Planning inspectors have sent a letter to Central Bedfordshire Council (CBC) after a series of extra Local Plan hearings were held in December.
New council leader and Conservative Arlesey councillor Richard Wenham described its content as “very positive news” at an executive meeting.
“The letter endorses the council’s position on much of the additional evidence submitted by us after the hearings,” he said.
“While further work is to be done, those outstanding items are as anticipated.
“It’s an important signal that the inspectors are happy for us to keep working towards those next steps.
“We therefore need to agree to modify the plan and consult on these.
“I know there are many diverse opinions on our plan and legitimate worries around development,” he added.
“But the benefits of having an adopted plan far outweigh concerns around elements of strategy.”
The extra Local Plan hearings in December covered several specific sites in the plan.
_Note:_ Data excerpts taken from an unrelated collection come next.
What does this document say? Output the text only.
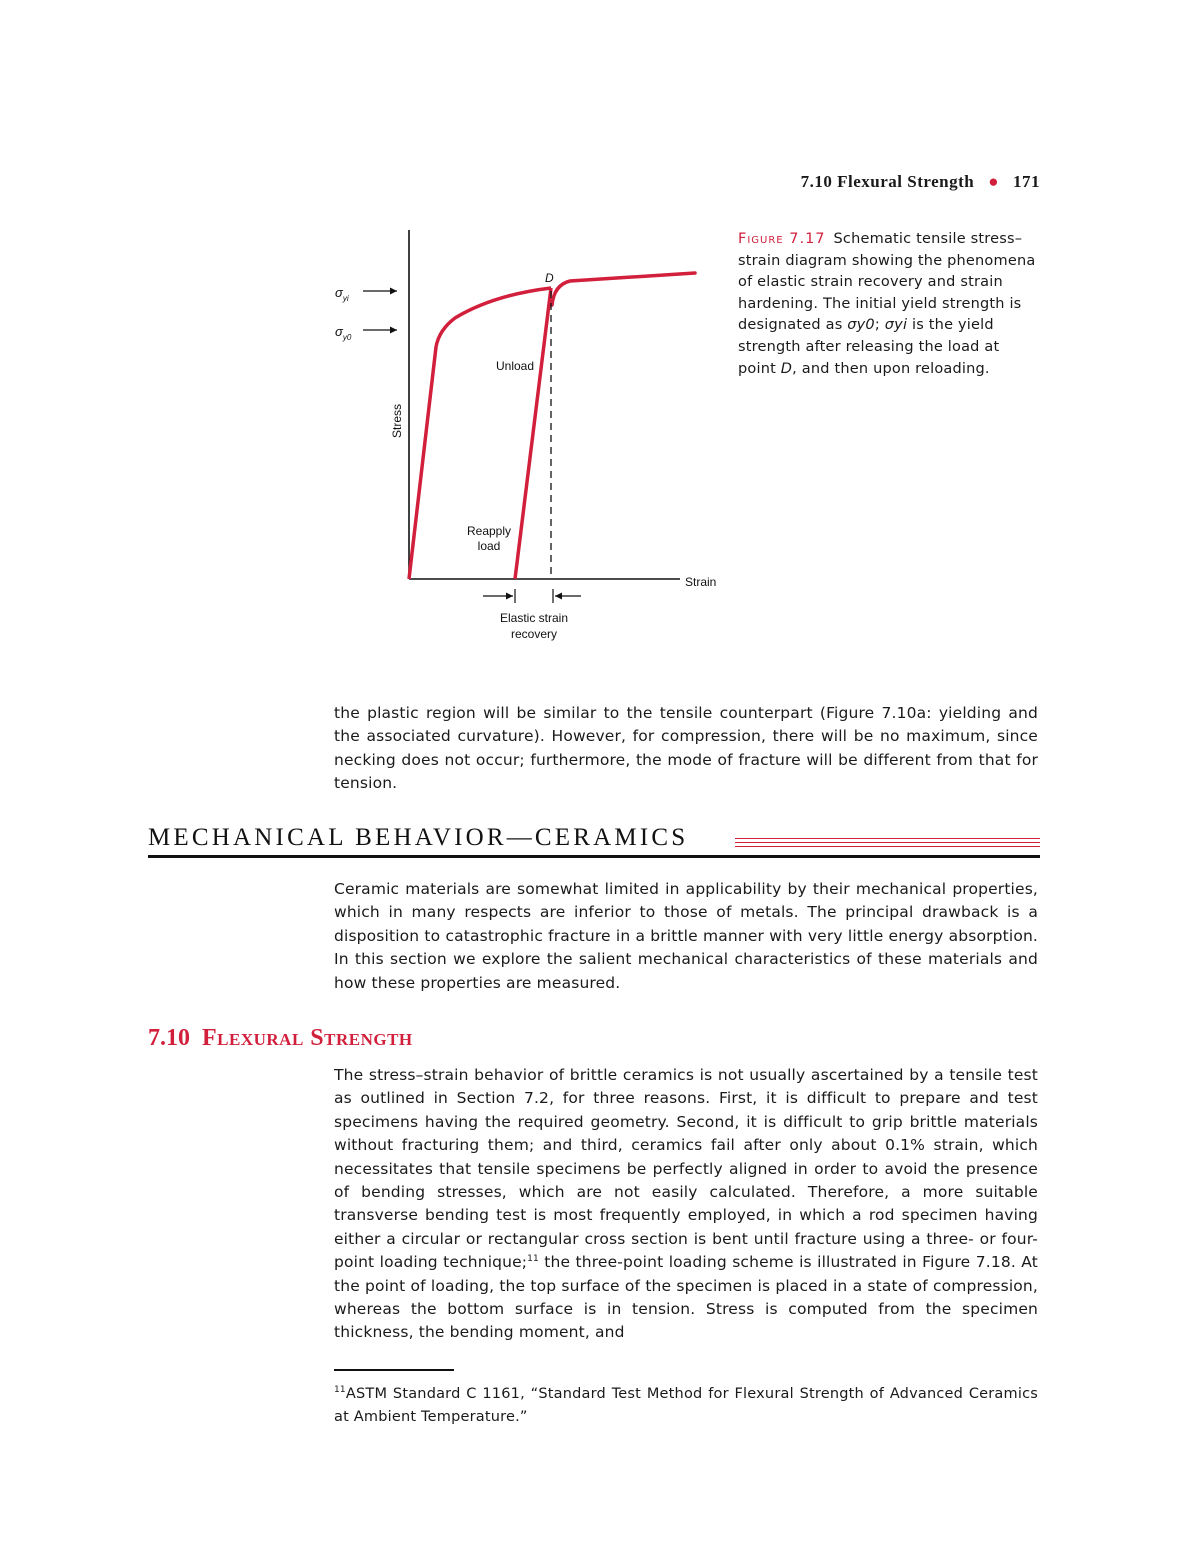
7.10 Flexural Strength ● 171
D
$\sigma_{yi}$
$\sigma_{y0}$
Stress
Strain
Unload
Reapply
load
Elastic strain
recovery
Figure 7.17 Schematic tensile stress–strain diagram showing the phenomena of elastic strain recovery and strain hardening. The initial yield strength is designated as σy0; σyi is the yield strength after releasing the load at point D, and then upon reloading.

the plastic region will be similar to the tensile counterpart (Figure 7.10a: yielding and the associated curvature). However, for compression, there will be no maximum, since necking does not occur; furthermore, the mode of fracture will be different from that for tension.

MECHANICAL BEHAVIOR—CERAMICS

Ceramic materials are somewhat limited in applicability by their mechanical properties, which in many respects are inferior to those of metals. The principal drawback is a disposition to catastrophic fracture in a brittle manner with very little energy absorption. In this section we explore the salient mechanical characteristics of these materials and how these properties are measured.

7.10 Flexural Strength

The stress–strain behavior of brittle ceramics is not usually ascertained by a tensile test as outlined in Section 7.2, for three reasons. First, it is difficult to prepare and test specimens having the required geometry. Second, it is difficult to grip brittle materials without fracturing them; and third, ceramics fail after only about 0.1% strain, which necessitates that tensile specimens be perfectly aligned in order to avoid the presence of bending stresses, which are not easily calculated. Therefore, a more suitable transverse bending test is most frequently employed, in which a rod specimen having either a circular or rectangular cross section is bent until fracture using a three- or four-point loading technique;$^{11}$ the three-point loading scheme is illustrated in Figure 7.18. At the point of loading, the top surface of the specimen is placed in a state of compression, whereas the bottom surface is in tension. Stress is computed from the specimen thickness, the bending moment, and

$^{11}$ASTM Standard C 1161, “Standard Test Method for Flexural Strength of Advanced Ceramics at Ambient Temperature.”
In their letter, the inspectors focused on a mix of strategic policies and consequences of potential development.
“The route of the proposed M1/A6 link road has now been established following planning permission,” they said.
“Having considered the additional information provided, we consider the link road would represent a clearly defined, long-term and defensible boundary to the remaining Green Belt in this location.
“It would be an easily recognisable northern boundary to Luton.
“To ensure that policy SA1 is justified and effective, we agree with CBC the boundary of the site should follow the route of the link road.”
Housing which could be accommodated nearby would drop from around 4,000 to roughly 3,600, explained the letter.
“In principle, we’re now satisfied there’s sufficient information to justify the Sundon Rail Freight Interchange allocation,” added the inspectors, having not been convinced “this was the only realistic location” initially.
On Holme Farm at Biggleswade, issues remain around “the potential to create a linear form of commercial development extending a significant distance to the south of the town“, next to the A1.
“We invite CBC to suggest for our consideration how policy SE3 could be modified so the harm identified would be avoided and the allocation justified.”
To prevent Arlesey and Fairfield merging, the inspectors suggested “no development must take place beyond the National Grid gas pipeline running through the (East of Arlesey) site, other than for sports, recreation, leisure or agricultural uses“.
The inspectors raised concerns about the Marston Gate expansion regarding “the topography of the site, its prominence and the size and type of development proposed”, saying “it would have a significant visual impact“.
This would include “large-scale, strategic warehouse buildings” across the area.
The council is invited to say “how the plan could be modified to minimise such harm“.
No demand exists for up to 210 acres of specialist high-technology, science and research and development uses at RAF Henlow, as CBC originally proposed, according to the inspectors.
“It’s highly likely that RAF Henlow will be ready to redevelop for non-military uses during the plan period, as it’s due to be vacated by 2023,” the letter said.
No deadline has been set for CBC’s response because of the pandemic.